Interesting, I associate 'latest framework' more with trying to keep the monotonous job interesting (or perhaps misguided attempt at keeping sharp) than with 'new challenges'...


Part of it, is it seems that once you are in web dev, its hard to leave. So you try to make it interesting as best as you can, with "latest frameworks". I personally find all of of web dev to be monotonous

Once you are a {something} dev, it is hard to leave.

That {something} can be web, embedded, ML, etc... it doesn't matter.

The problem is twofold.

First, your skills in {something} are appreciating more than the other skills. If you're a web dev trying to transition to embedded, the skills as a web dev will let you get a more senior spot than going back to a lower experience embedded.

As a $150k/y web dev, would you rather go to $175k/y sr web dev or $125k/y embedded?
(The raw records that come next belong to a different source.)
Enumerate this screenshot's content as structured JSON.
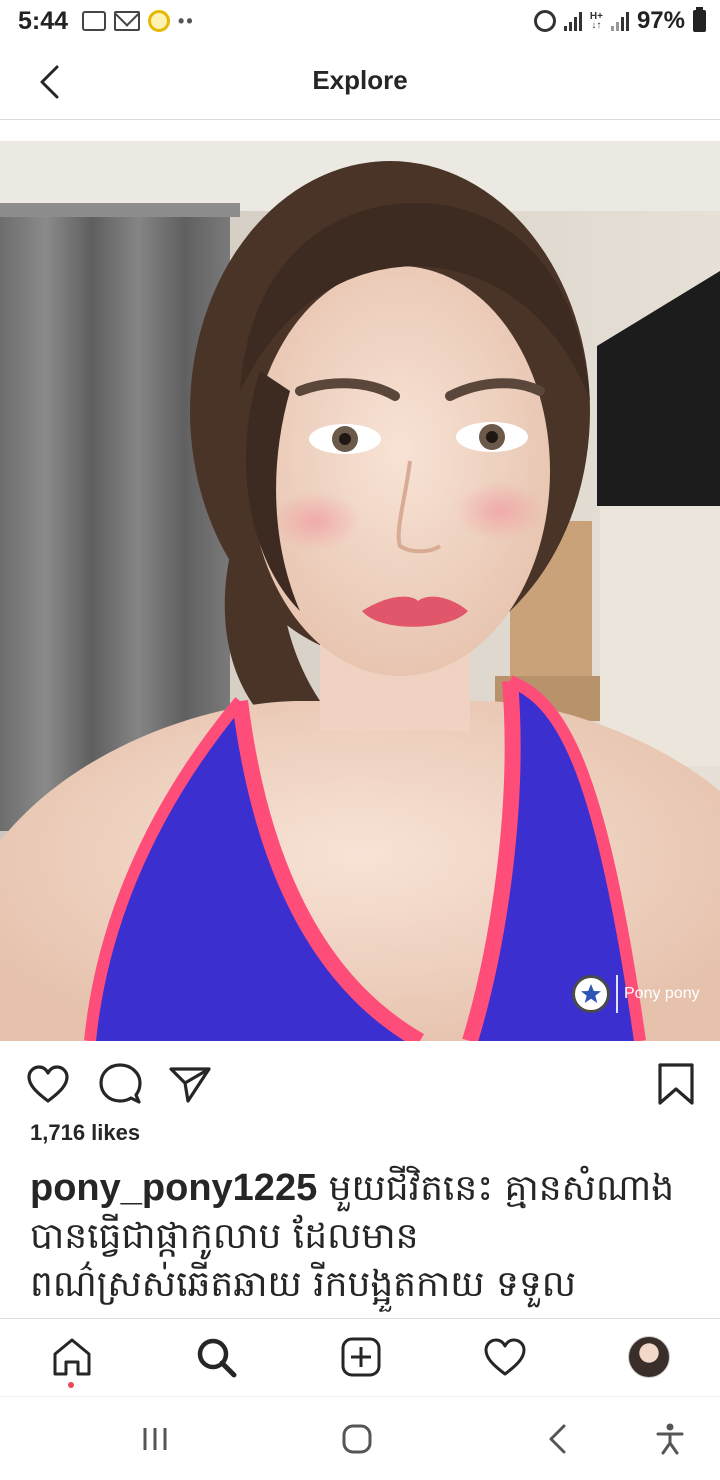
{
  "status_bar": {
    "time": "5:44",
    "battery": "97%",
    "icons": [
      "calendar-icon",
      "gmail-icon",
      "notification-icon",
      "more-dots",
      "alarm-icon",
      "signal-icon",
      "h-plus-icon",
      "battery-icon"
    ]
  },
  "header": {
    "title": "Explore"
  },
  "post": {
    "watermark_text": "Pony pony",
    "likes": "1,716 likes",
    "username": "pony_pony1225",
    "caption": " មួយជីវិតនេះ គ្មានសំណាងបានធ្វើជាផ្កាកូលាប ដែលមានពណ៌ស្រស់ឆើតឆាយ រីកបង្អួតកាយ ទទួល"
  },
  "colors": {
    "tank_top": "#3b2fd0",
    "tank_trim": "#ff4d7a",
    "notification_dot": "#ed4956"
  }
}
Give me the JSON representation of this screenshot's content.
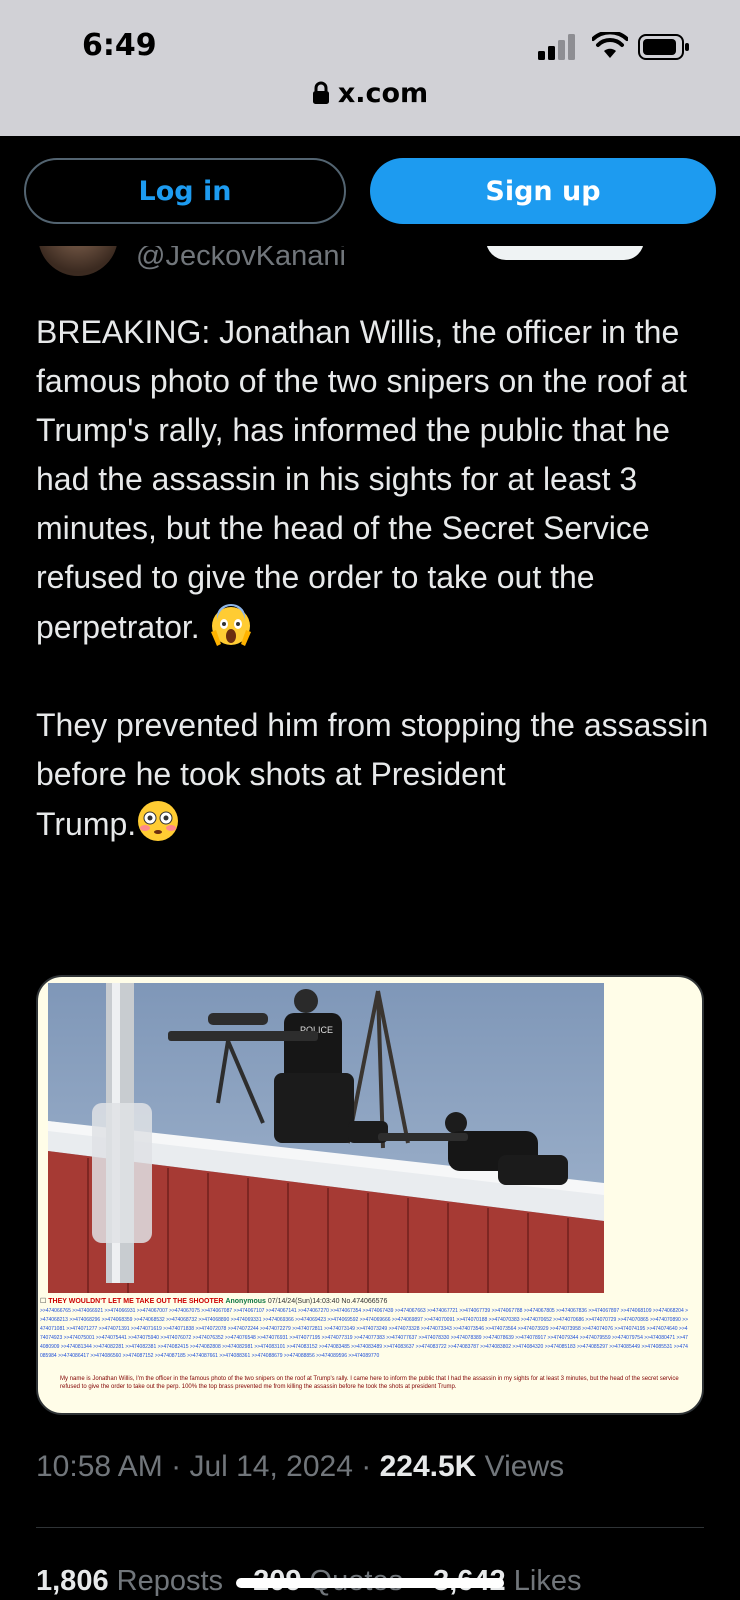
{
  "status_bar": {
    "time": "6:49"
  },
  "browser": {
    "url": "x.com"
  },
  "auth": {
    "login_label": "Log in",
    "signup_label": "Sign up"
  },
  "author": {
    "handle": "@JeckovKanani"
  },
  "tweet": {
    "text": "BREAKING: Jonathan Willis, the officer in the famous photo of the two snipers on the roof at Trump's rally, has informed the public that he had the assassin in his sights for at least 3 minutes, but the head of the Secret Service refused to give the order to take out the perpetrator. ",
    "text2": "They prevented him from stopping the assassin before he took shots at President\nTrump.",
    "emoji1": "face-screaming-in-fear",
    "emoji2": "flushed-face"
  },
  "media": {
    "vest_text": "POLICE",
    "post_title": "THEY WOULDN'T LET ME TAKE OUT THE SHOOTER",
    "post_author": "Anonymous",
    "post_meta": "07/14/24(Sun)14:03:40 No.474066576",
    "replies": ">>474066765 >>474066921 >>474066931 >>474067007 >>474067075 >>474067087 >>474067107 >>474067141 >>474067270 >>474067354 >>474067439 >>474067663 >>474067721 >>474067739 >>474067788 >>474067805 >>474067836 >>474067897 >>474068109 >>474068204 >>474068213 >>474068296 >>474068359 >>474068532 >>474068732 >>474068890 >>474069331 >>474069366 >>474069423 >>474069592 >>474069666 >>474069897 >>474070091 >>474070188 >>474070383 >>474070652 >>474070686 >>474070729 >>474070865 >>474070890 >>474071081 >>474071277 >>474071391 >>474071619 >>474071838 >>474072078 >>474072244 >>474072279 >>474072811 >>474073149 >>474073249 >>474073328 >>474073343 >>474073546 >>474073564 >>474073929 >>474073958 >>474074076 >>474074195 >>474074640 >>474074923 >>474075001 >>474075441 >>474075940 >>474076072 >>474076352 >>474076548 >>474076931 >>474077195 >>474077319 >>474077383 >>474077637 >>474078330 >>474078389 >>474078639 >>474078917 >>474079344 >>474079559 >>474079754 >>474080471 >>474080909 >>474081344 >>474082281 >>474082381 >>474082415 >>474082808 >>474082981 >>474083101 >>474083152 >>474083485 >>474083489 >>474083637 >>474083722 >>474083787 >>474083802 >>474084320 >>474085183 >>474085297 >>474085449 >>474085531 >>474085984 >>474086417 >>474086560 >>474087152 >>474087185 >>474087661 >>474088361 >>474088679 >>474088856 >>474089596 >>474089770",
    "post_body": "My name is Jonathan Willis, I'm the officer in the famous photo of the two snipers on the roof at Trump's rally. I came here to inform the public that I had the assassin in my sights for at least 3 minutes, but the head of the secret service refused to give the order to take out the perp. 100% the top brass prevented me from killing the assassin before he took the shots at president Trump."
  },
  "meta": {
    "time": "10:58 AM",
    "date": "Jul 14, 2024",
    "views_count": "224.5K",
    "views_label": "Views"
  },
  "stats": {
    "reposts_count": "1,806",
    "reposts_label": "Reposts",
    "quotes_count": "209",
    "quotes_label": "Quotes",
    "likes_count": "3,642",
    "likes_label": "Likes"
  },
  "colors": {
    "accent": "#1d9bf0",
    "background": "#000000",
    "muted": "#71767b"
  }
}
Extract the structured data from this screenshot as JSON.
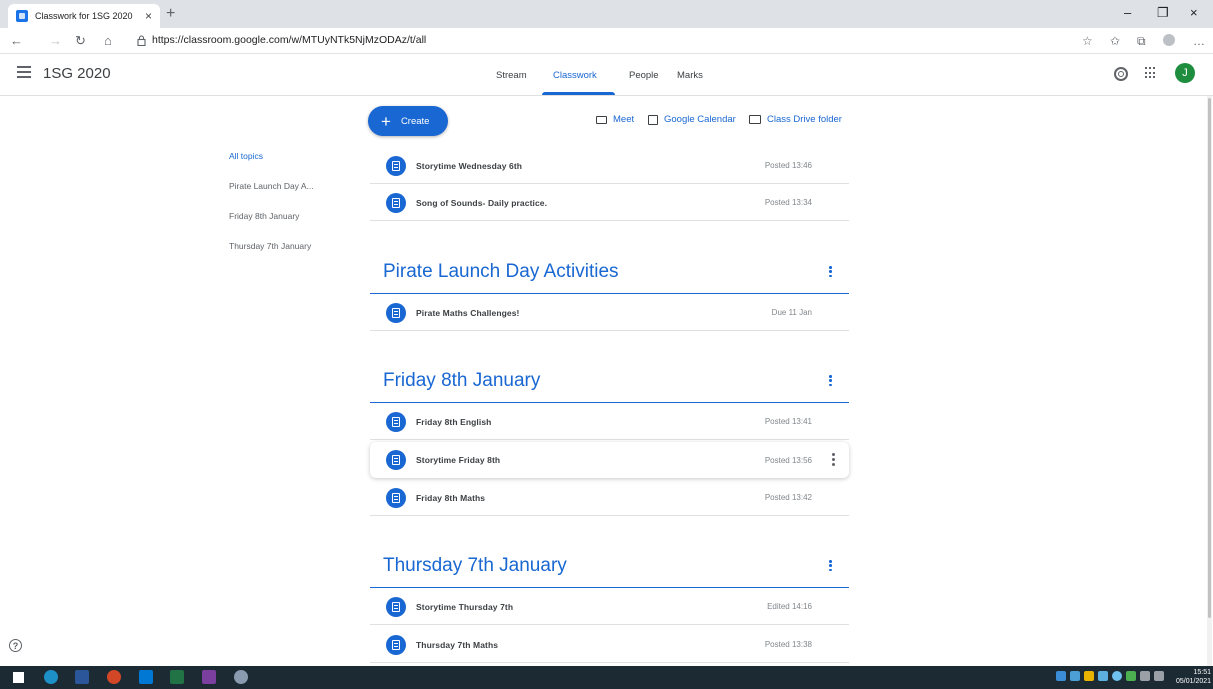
{
  "browser": {
    "tab_title": "Classwork for 1SG 2020",
    "tab_close": "×",
    "new_tab": "+",
    "url": "https://classroom.google.com/w/MTUyNTk5NjMzODAz/t/all",
    "nav": {
      "back": "←",
      "forward": "→",
      "refresh": "↻",
      "home": "⌂"
    },
    "window": {
      "minimize": "–",
      "maximize": "❐",
      "close": "×"
    },
    "toolbar": {
      "favorites": "☆",
      "collections": "✩",
      "tabs": "⧉",
      "more": "…"
    }
  },
  "header": {
    "class_name": "1SG 2020",
    "tabs": [
      {
        "label": "Stream"
      },
      {
        "label": "Classwork"
      },
      {
        "label": "People"
      },
      {
        "label": "Marks"
      }
    ],
    "active_tab": "Classwork",
    "avatar_initial": "J"
  },
  "toolbar": {
    "create_label": "Create",
    "links": [
      {
        "label": "Meet",
        "icon": "video-icon"
      },
      {
        "label": "Google Calendar",
        "icon": "calendar-icon"
      },
      {
        "label": "Class Drive folder",
        "icon": "folder-icon"
      }
    ]
  },
  "topic_nav": [
    {
      "label": "All topics",
      "active": true
    },
    {
      "label": "Pirate Launch Day A..."
    },
    {
      "label": "Friday 8th January"
    },
    {
      "label": "Thursday 7th January"
    }
  ],
  "no_topic_items": [
    {
      "title": "Storytime Wednesday 6th",
      "meta": "Posted 13:46",
      "icon": "assignment-icon"
    },
    {
      "title": "Song of Sounds- Daily practice.",
      "meta": "Posted 13:34",
      "icon": "material-icon"
    }
  ],
  "topics": [
    {
      "title": "Pirate Launch Day Activities",
      "items": [
        {
          "title": "Pirate Maths Challenges!",
          "meta": "Due 11 Jan"
        }
      ]
    },
    {
      "title": "Friday 8th January",
      "items": [
        {
          "title": "Friday 8th English",
          "meta": "Posted 13:41"
        },
        {
          "title": "Storytime Friday 8th",
          "meta": "Posted 13:56",
          "hovered": true
        },
        {
          "title": "Friday 8th Maths",
          "meta": "Posted 13:42"
        }
      ]
    },
    {
      "title": "Thursday 7th January",
      "items": [
        {
          "title": "Storytime Thursday 7th",
          "meta": "Edited 14:16"
        },
        {
          "title": "Thursday 7th Maths",
          "meta": "Posted 13:38"
        }
      ]
    }
  ],
  "help_glyph": "?",
  "taskbar": {
    "time": "15:51",
    "date": "05/01/2021"
  },
  "colors": {
    "accent": "#1967d2",
    "avatar": "#1e8e3e",
    "taskbar": "#1b2a33"
  }
}
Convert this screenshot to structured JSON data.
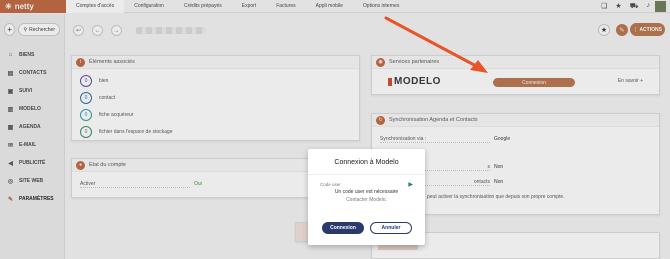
{
  "app": {
    "logo_text": "netty"
  },
  "topnav": [
    {
      "label": "Comptes d'accès",
      "active": true
    },
    {
      "label": "Configuration",
      "active": false
    },
    {
      "label": "Crédits prépayés",
      "active": false
    },
    {
      "label": "Export",
      "active": false
    },
    {
      "label": "Factures",
      "active": false
    },
    {
      "label": "Appli mobile",
      "active": false
    },
    {
      "label": "Options internes",
      "active": false
    }
  ],
  "sidebar": {
    "search_label": "Rechercher",
    "items": [
      {
        "label": "BIENS",
        "icon": "home-icon"
      },
      {
        "label": "CONTACTS",
        "icon": "contacts-icon"
      },
      {
        "label": "SUIVI",
        "icon": "suivi-icon"
      },
      {
        "label": "MODELO",
        "icon": "modelo-icon"
      },
      {
        "label": "AGENDA",
        "icon": "calendar-icon"
      },
      {
        "label": "E-MAIL",
        "icon": "mail-icon"
      },
      {
        "label": "PUBLICITÉ",
        "icon": "megaphone-icon"
      },
      {
        "label": "SITE WEB",
        "icon": "globe-icon"
      },
      {
        "label": "PARAMÈTRES",
        "icon": "wrench-icon"
      }
    ]
  },
  "header": {
    "actions_label": "ACTIONS"
  },
  "associated": {
    "title": "Éléments associés",
    "rows": [
      {
        "count": "0",
        "label": "bien",
        "color": "#5b4aa3"
      },
      {
        "count": "0",
        "label": "contact",
        "color": "#2a6ea8"
      },
      {
        "count": "0",
        "label": "fiche acquéreur",
        "color": "#2a9aa8"
      },
      {
        "count": "0",
        "label": "fichier dans l'espace de stockage",
        "color": "#3a8a6a"
      }
    ]
  },
  "account_status": {
    "title": "Etat du compte",
    "active_label": "Activer",
    "active_value": "Oui"
  },
  "partners": {
    "title": "Services partenaires",
    "logo": "MODELO",
    "connect_label": "Connexion",
    "more_label": "En savoir +"
  },
  "sync": {
    "title": "Synchronisation Agenda et Contacts",
    "sync_via_label": "Synchronisation via :",
    "sync_via_value": "Google",
    "value_2": "Non",
    "value_3": "Non",
    "row_2_label": "s",
    "row_3_label": "ontacts",
    "note": "peut activer la synchronisation que depuis son propre compte."
  },
  "modal": {
    "title": "Connexion à Modelo",
    "code_label": "Code user",
    "required_text": "Un code user est nécessaire",
    "contact_text": "Contacter Modelo.",
    "ok_label": "Connexion",
    "cancel_label": "Annuler"
  },
  "colors": {
    "brand": "#c0653d",
    "primary_button": "#2b3a6b",
    "arrow": "#e8552a"
  }
}
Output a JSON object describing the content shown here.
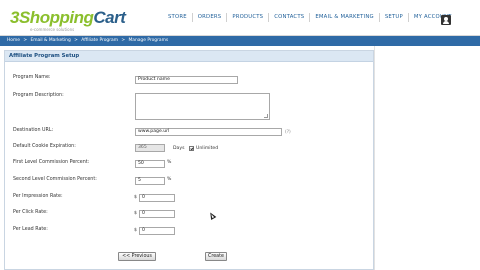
{
  "header": {
    "logo_part1": "Shopping",
    "logo_part2": "Cart",
    "logo_prefix": "3",
    "tagline": "e-commerce solutions",
    "nav": [
      "STORE",
      "ORDERS",
      "PRODUCTS",
      "CONTACTS",
      "EMAIL & MARKETING",
      "SETUP",
      "MY ACCOUNT"
    ]
  },
  "breadcrumb": [
    "Home",
    ">",
    "Email & Marketing",
    ">",
    "Affiliate Program",
    ">",
    "Manage Programs"
  ],
  "panel": {
    "title": "Affiliate Program Setup"
  },
  "form": {
    "program_name": {
      "label": "Program Name:",
      "value": "Product name"
    },
    "program_description": {
      "label": "Program Description:",
      "value": ""
    },
    "destination_url": {
      "label": "Destination URL:",
      "value": "www.page.url",
      "suffix": "(?)"
    },
    "cookie_expiration": {
      "label": "Default Cookie Expiration:",
      "value": "365",
      "unit": "Days",
      "checkbox_label": "Unlimited",
      "checked": true
    },
    "first_level_commission": {
      "label": "First Level Commission Percent:",
      "value": "50",
      "unit": "%"
    },
    "second_level_commission": {
      "label": "Second Level Commission Percent:",
      "value": "5",
      "unit": "%"
    },
    "per_impression_rate": {
      "label": "Per Impression Rate:",
      "currency": "$",
      "value": "0"
    },
    "per_click_rate": {
      "label": "Per Click Rate:",
      "currency": "$",
      "value": "0"
    },
    "per_lead_rate": {
      "label": "Per Lead Rate:",
      "currency": "$",
      "value": "0"
    }
  },
  "buttons": {
    "previous": "<< Previous",
    "create": "Create"
  }
}
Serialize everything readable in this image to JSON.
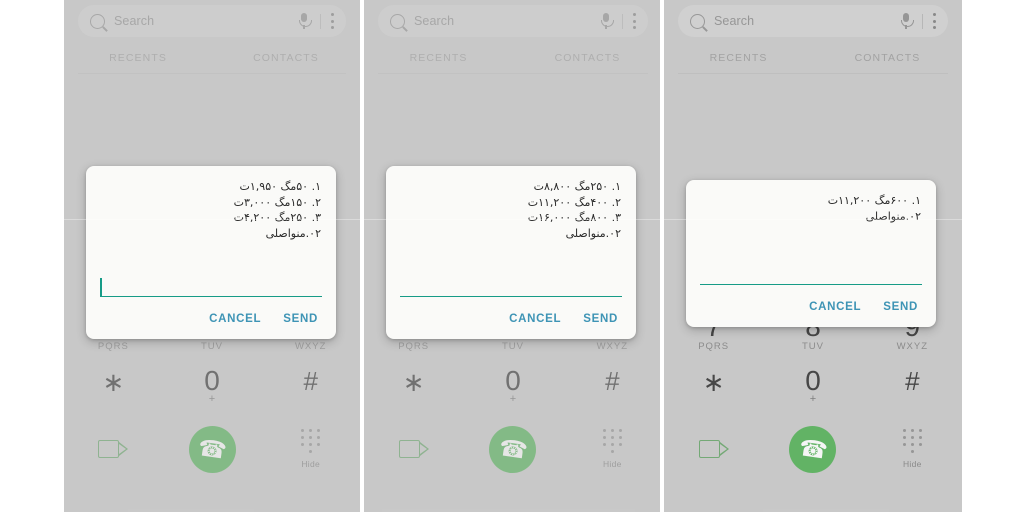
{
  "app": {
    "name": "Phone Dialer",
    "accent_green": "#4caf50",
    "accent_teal": "#169b87",
    "accent_blue": "#3e94b5",
    "background": "#c9c9c9"
  },
  "search": {
    "placeholder": "Search",
    "icon": "search-icon",
    "mic_icon": "microphone-icon",
    "menu_icon": "kebab-menu-icon"
  },
  "tabs": [
    {
      "label": "RECENTS"
    },
    {
      "label": "CONTACTS"
    }
  ],
  "keypad": {
    "keys": [
      {
        "num": "7",
        "sub": "PQRS"
      },
      {
        "num": "8",
        "sub": "TUV"
      },
      {
        "num": "9",
        "sub": "WXYZ"
      },
      {
        "num": "∗",
        "sub": ""
      },
      {
        "num": "0",
        "sub": "+"
      },
      {
        "num": "#",
        "sub": ""
      }
    ],
    "video_call_icon": "video-camera-icon",
    "call_icon": "phone-handset-icon",
    "hide_icon": "keypad-dots-icon",
    "hide_label": "Hide"
  },
  "dialogs": [
    {
      "id": "dialog-1",
      "message": "۱. ۵۰مگ ۱,۹۵۰ت\n۲. ۱۵۰مگ ۳,۰۰۰ت\n۳. ۲۵۰مگ ۴,۲۰۰ت\n۰۲.منواصلی",
      "input_value": "",
      "has_caret": true,
      "cancel_label": "CANCEL",
      "send_label": "SEND"
    },
    {
      "id": "dialog-2",
      "message": "۱. ۲۵۰مگ ۸,۸۰۰ت\n۲. ۴۰۰مگ ۱۱,۲۰۰ت\n۳. ۸۰۰مگ ۱۶,۰۰۰ت\n۰۲.منواصلی",
      "input_value": "",
      "has_caret": false,
      "cancel_label": "CANCEL",
      "send_label": "SEND"
    },
    {
      "id": "dialog-3",
      "message": "۱. ۶۰۰مگ ۱۱,۲۰۰ت\n۰۲.منواصلی",
      "input_value": "",
      "has_caret": false,
      "cancel_label": "CANCEL",
      "send_label": "SEND"
    }
  ]
}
It's not that its hard - just that the skills that you've invested time into don't have value and you're going to need to go back to being "just" a competent programmer who needs to learn the domain for anything you switch to.

Secondly, there's the "why are you switching" problem.

If you are switching from web to embedded, the question will come up "why are you switching to a different domain." When that question gets asked, many candidates exhibit a more whimsical or capricious nature of just wanting to do something different. At which point the interviewer is looking at "competent, but likely to leave in a year or two because they got bored" vs "less experienced, but interested in the domain." The second candidate is probably a better choice.

The way to solve that is the personal project and demonstrate that you're interested in the domain at more than a "I'm bored with what I currently do."


This is a talent strategy at some companies (mine included). Our business model simply doesn’t allow us to compete for the “top” engineers. Our best engineers have been people who are just general technologists dabbling in solo projects within the business side of a corporate or working as the lone IT person at a small business. They have enough of the fundamentals to hit the ground running and learn quickly, but not enough experience to attract the big offers.

Are they mediocre developers? Yeah, absolutely. But under the right guidance they can absolutely be valuable to a company, and our turnover tends to be low because we have a 9-5 culture. It’s less about being a mediocre company versus a company that can’t compete for talent on price, so our talent strategy is to keep it a nice place to work so people want to stay.


> "I get the feeling that mediocre business should be able to run just fine on mediocre people."

The mediocre app/system quality and performance and mediocre security for customer and business data that results creates a (sub-)mediocre customer experience.